Thursday, December 26, 2013


In Sh'mot we begin to read the narrative that changes the story of our ancestors from a story about a familial tribe to the becoming of a people.  The parasha starts with a real page turning statement that let's us know things are different:  And a pharaoh rose up in Egypt who knew not Joseph.  This lines clearly creates a new era for the people.  The prosperity of Israelites was coming to an end, first through taxes and then through slavery.  But a man in born to help them become free again, Moses.

Moses is called by God at to free the people from their oppression.  This begins a long drawn out narrative of the fight between Moses and Pharaoh for the freedom, Moses and the people, who struggle with their freedom, and at times Moses and God over what God wants of the people.

Moses, born to Jewish slaves, is saved by the courage of his mother and sister to keep him alive by floating him into the arms of the Pharaoh's daughter.  Being raised in the court of the Pharaoh, Moses knew wealth and privilege and yet when he learned about the plight of his fellow Israelites he empathized with them, to point of killing an Egyptian overseer.

Moses could easily have walked away from his people, his comfort was insured even if his identity was known.  Throughout history we have seen people of an oppressed group shift their identity to their oppressors.
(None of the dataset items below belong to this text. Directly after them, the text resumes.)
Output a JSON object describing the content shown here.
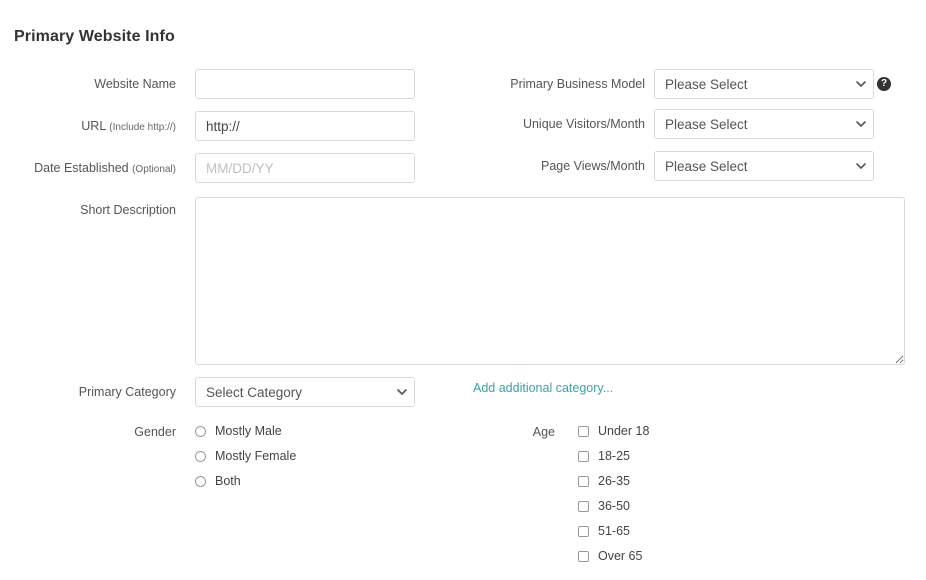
{
  "header": {
    "title": "Primary Website Info"
  },
  "left_column": {
    "website_name": {
      "label": "Website Name",
      "value": "",
      "placeholder": ""
    },
    "url": {
      "label": "URL",
      "label_note": "(Include http://)",
      "value": "http://",
      "placeholder": ""
    },
    "date_established": {
      "label": "Date Established",
      "label_note": "(Optional)",
      "value": "",
      "placeholder": "MM/DD/YY"
    },
    "short_description": {
      "label": "Short Description",
      "value": "",
      "placeholder": ""
    },
    "primary_category": {
      "label": "Primary Category",
      "selected": "Select Category",
      "options": [
        "Select Category"
      ]
    }
  },
  "right_column": {
    "primary_business_model": {
      "label": "Primary Business Model",
      "selected": "Please Select",
      "options": [
        "Please Select"
      ],
      "help_icon_glyph": "?"
    },
    "unique_visitors": {
      "label": "Unique Visitors/Month",
      "selected": "Please Select",
      "options": [
        "Please Select"
      ]
    },
    "page_views": {
      "label": "Page Views/Month",
      "selected": "Please Select",
      "options": [
        "Please Select"
      ]
    },
    "add_category_link": "Add additional category..."
  },
  "gender": {
    "label": "Gender",
    "options": [
      {
        "label": "Mostly Male",
        "selected": false
      },
      {
        "label": "Mostly Female",
        "selected": false
      },
      {
        "label": "Both",
        "selected": false
      }
    ]
  },
  "age": {
    "label": "Age",
    "options": [
      {
        "label": "Under 18",
        "checked": false
      },
      {
        "label": "18-25",
        "checked": false
      },
      {
        "label": "26-35",
        "checked": false
      },
      {
        "label": "36-50",
        "checked": false
      },
      {
        "label": "51-65",
        "checked": false
      },
      {
        "label": "Over 65",
        "checked": false
      }
    ]
  },
  "colors": {
    "title": "#333333",
    "label": "#555555",
    "border": "#d8d8d8",
    "link": "#3ba3aa",
    "placeholder": "#bfbfbf",
    "help_icon_bg": "#333333"
  }
}
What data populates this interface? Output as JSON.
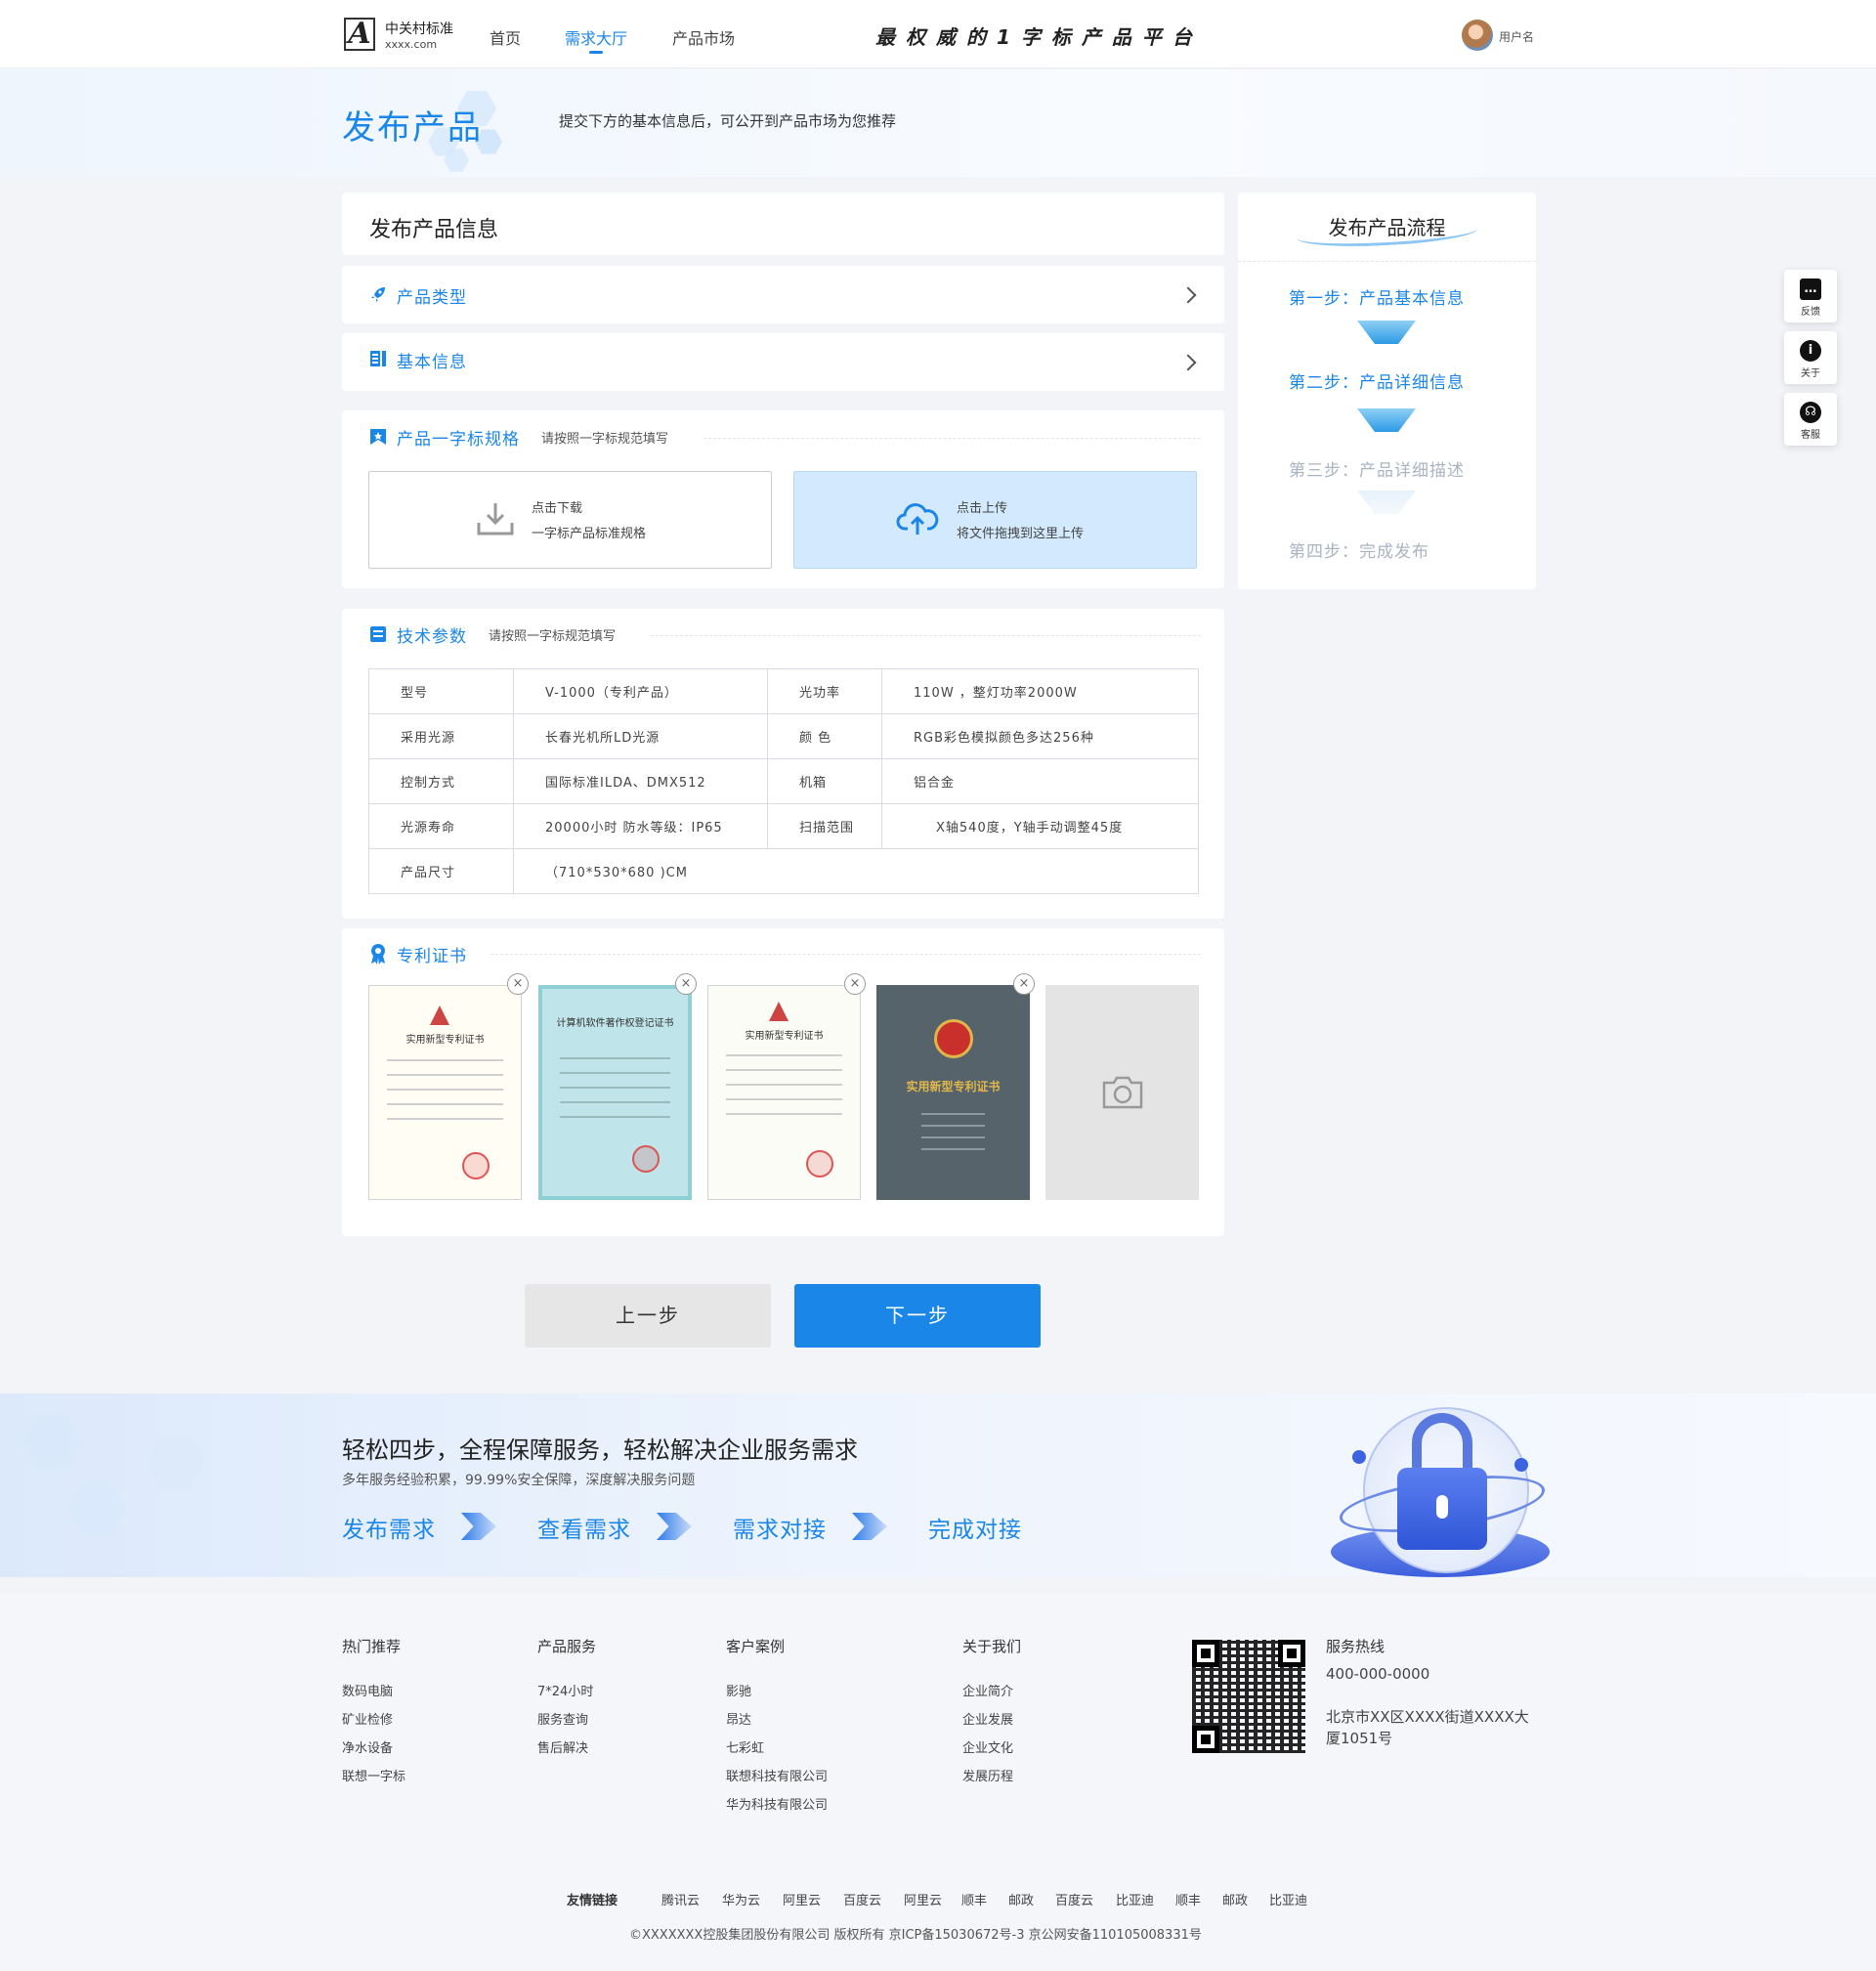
{
  "header": {
    "logo_mark": "A",
    "logo_name": "中关村标准",
    "logo_domain": "xxxx.com",
    "nav": [
      "首页",
      "需求大厅",
      "产品市场"
    ],
    "active_nav": "需求大厅",
    "slogan": "最权威的1字标产品平台",
    "username": "用户名"
  },
  "banner": {
    "title": "发布产品",
    "subtitle": "提交下方的基本信息后，可公开到产品市场为您推荐"
  },
  "form": {
    "title": "发布产品信息",
    "product_type": "产品类型",
    "basic_info": "基本信息",
    "spec": {
      "title": "产品一字标规格",
      "hint": "请按照一字标规范填写",
      "download_l1": "点击下载",
      "download_l2": "一字标产品标准规格",
      "upload_l1": "点击上传",
      "upload_l2": "将文件拖拽到这里上传"
    },
    "tech": {
      "title": "技术参数",
      "hint": "请按照一字标规范填写",
      "rows": [
        [
          "型号",
          "V-1000（专利产品）",
          "光功率",
          "110W ，整灯功率2000W"
        ],
        [
          "采用光源",
          "长春光机所LD光源",
          "颜 色",
          "RGB彩色模拟颜色多达256种"
        ],
        [
          "控制方式",
          "国际标准ILDA、DMX512",
          "机箱",
          "铝合金"
        ],
        [
          "光源寿命",
          "20000小时  防水等级：IP65",
          "扫描范围",
          "X轴540度，Y轴手动调整45度"
        ],
        [
          "产品尺寸",
          "（710*530*680 )CM"
        ]
      ]
    },
    "patent": {
      "title": "专利证书",
      "certs": [
        {
          "name": "实用新型专利证书",
          "bg": "#f8f6e8"
        },
        {
          "name": "计算机软件著作权登记证书",
          "bg": "#b9e0e6"
        },
        {
          "name": "实用新型专利证书",
          "bg": "#f9faf3"
        },
        {
          "name": "实用新型专利证书",
          "bg": "#56636a"
        }
      ]
    },
    "prev": "上一步",
    "next": "下一步"
  },
  "flow": {
    "title": "发布产品流程",
    "steps": [
      "第一步：产品基本信息",
      "第二步：产品详细信息",
      "第三步：产品详细描述",
      "第四步：完成发布"
    ],
    "active_steps": 2
  },
  "float": [
    {
      "label": "反馈",
      "icon": "message-icon"
    },
    {
      "label": "关于",
      "icon": "info-icon"
    },
    {
      "label": "客服",
      "icon": "headset-icon"
    }
  ],
  "promo": {
    "heading": "轻松四步，全程保障服务，轻松解决企业服务需求",
    "sub": "多年服务经验积累，99.99%安全保障，深度解决服务问题",
    "steps": [
      "发布需求",
      "查看需求",
      "需求对接",
      "完成对接"
    ]
  },
  "footer": {
    "cols": [
      {
        "title": "热门推荐",
        "items": [
          "数码电脑",
          "矿业检修",
          "净水设备",
          "联想一字标"
        ]
      },
      {
        "title": "产品服务",
        "items": [
          "7*24小时",
          "服务查询",
          "售后解决"
        ]
      },
      {
        "title": "客户案例",
        "items": [
          "影驰",
          "昂达",
          "七彩虹",
          "联想科技有限公司",
          "华为科技有限公司"
        ]
      },
      {
        "title": "关于我们",
        "items": [
          "企业简介",
          "企业发展",
          "企业文化",
          "发展历程"
        ]
      }
    ],
    "hotline_label": "服务热线",
    "hotline": "400-000-0000",
    "address": "北京市XX区XXXX街道XXXX大厦1051号",
    "links_label": "友情链接",
    "links": [
      "腾讯云",
      "华为云",
      "阿里云",
      "百度云",
      "阿里云",
      "顺丰",
      "邮政",
      "百度云",
      "比亚迪",
      "顺丰",
      "邮政",
      "比亚迪"
    ],
    "copyright": "©XXXXXXX控股集团股份有限公司 版权所有 京ICP备15030672号-3   京公网安备110105008331号"
  },
  "colors": {
    "accent": "#1a86e8",
    "upload_bg": "#d3e9fd"
  }
}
Some times it is to simply survive, but there are times it is just too difficult to buck the system or give up the benefits of you receive.  But Moses rose to become the leader of the people, he found parts of himself he didn't know existed.  It was because of that he was called by God.  The symbolism of him finding God's presence in the burning bush when he left camp in search of a stray lamb.
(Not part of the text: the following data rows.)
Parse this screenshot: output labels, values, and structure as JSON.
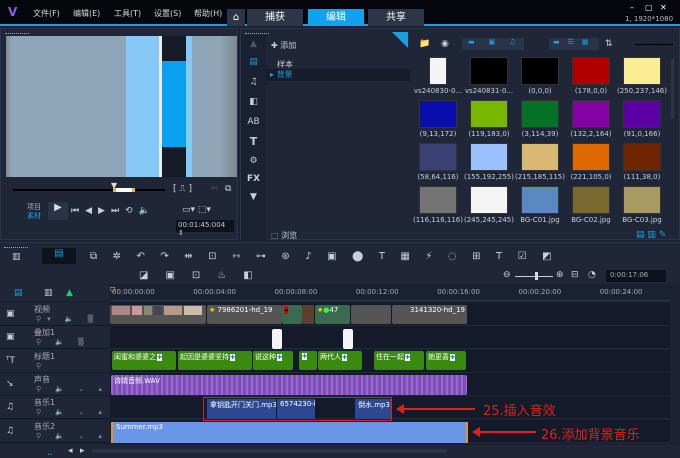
{
  "app": {
    "menu": [
      "文件(F)",
      "编辑(E)",
      "工具(T)",
      "设置(S)",
      "帮助(H)"
    ],
    "tabs": [
      "捕获",
      "编辑",
      "共享"
    ],
    "active_tab": "编辑",
    "resolution": "1, 1920*1080",
    "accent": "#10a2ee"
  },
  "preview": {
    "mode_project": "项目",
    "mode_clip": "素材",
    "timecode": "00:01:45:004"
  },
  "library": {
    "add_label": "添加",
    "folders": [
      "样本",
      "背景"
    ],
    "selected_folder": "背景",
    "browse_label": "浏览",
    "items": [
      {
        "label": "vs240830-0...",
        "color": "#f4f4f4"
      },
      {
        "label": "vs240831-0...",
        "color": "#000000"
      },
      {
        "label": "(0,0,0)",
        "color": "#000000"
      },
      {
        "label": "(178,0,0)",
        "color": "#b20000"
      },
      {
        "label": "(250,237,146)",
        "color": "#faed92"
      },
      {
        "label": "(9,13,172)",
        "color": "#090dac"
      },
      {
        "label": "(119,183,0)",
        "color": "#77b700"
      },
      {
        "label": "(3,114,39)",
        "color": "#037227"
      },
      {
        "label": "(132,2,164)",
        "color": "#8402a4"
      },
      {
        "label": "(91,0,166)",
        "color": "#5b00a6"
      },
      {
        "label": "(58,64,116)",
        "color": "#3a4074"
      },
      {
        "label": "(155,192,255)",
        "color": "#9bc0ff"
      },
      {
        "label": "(215,185,115)",
        "color": "#d7b973"
      },
      {
        "label": "(221,105,0)",
        "color": "#dd6900"
      },
      {
        "label": "(111,38,0)",
        "color": "#6f2600"
      },
      {
        "label": "(116,116,116)",
        "color": "#747474"
      },
      {
        "label": "(245,245,245)",
        "color": "#f5f5f5"
      },
      {
        "label": "BG-C01.jpg",
        "color": "#5a88c0"
      },
      {
        "label": "BG-C02.jpg",
        "color": "#7a6a30"
      },
      {
        "label": "BG-C03.jpg",
        "color": "#a89a60"
      }
    ]
  },
  "timeline": {
    "zoom_timecode": "0:00:17:06",
    "ruler": [
      "00:00:00:00",
      "00:00:04:00",
      "00:00:08:00",
      "00:00:12:00",
      "00:00:16:00",
      "00:00:20:00",
      "00:00:24:00"
    ],
    "tracks": [
      "视频",
      "叠加1",
      "标题1",
      "声音",
      "音乐1",
      "音乐2"
    ],
    "video_clips": [
      "7986201-hd_19",
      "47",
      "3141320-hd_19"
    ],
    "title_clips": [
      "闺蜜和婆婆之",
      "起因是婆婆坚持",
      "说这种",
      "",
      "两代人",
      "住在一起",
      "她更喜"
    ],
    "voice_clip": "诗婧音频.WAV",
    "music1_clips": [
      "拿钥匙开门关门.mp3",
      "6574230-h",
      "倒水.mp3"
    ],
    "music2_clip": "Summer.mp3"
  },
  "annotations": [
    "25.插入音效",
    "26.添加背景音乐"
  ]
}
Moses becoming the leader of the people  made his life more uncomfortable for the greater good.  He models that for us today.  We often have opportunities to help those in need from afar, writing a check, attending a fund raiser or even baking, knitting or building things in the comfort of our own spaces.  But Moses challenge the authority directly while giving up his own comfort.  He strove to go beyond himself.   Moses tells us we should make reach beyond our comfort zones.  We often strive to do what we call tikkun olam, repairing the world.  But to really repair the world we need to find the cracks and breaks.  As we approach a new year we should challenge ourselves to not only continue to do good work in the world but to truly understand the good we are doing.  Who we are helping, and what we can learn from them.  Often when we find ourselves doing something to serve others we see so much that they have to offer us.

Moses made a choice to give up comfort for justice, but he was reluctant at each step he took.  it isn't about being brave or careless, it is about moving in a direction.  Add to what you are doing now and continue to expand your world.  You may not become the next Moses, but you may find a better you out there, and you are worth finding.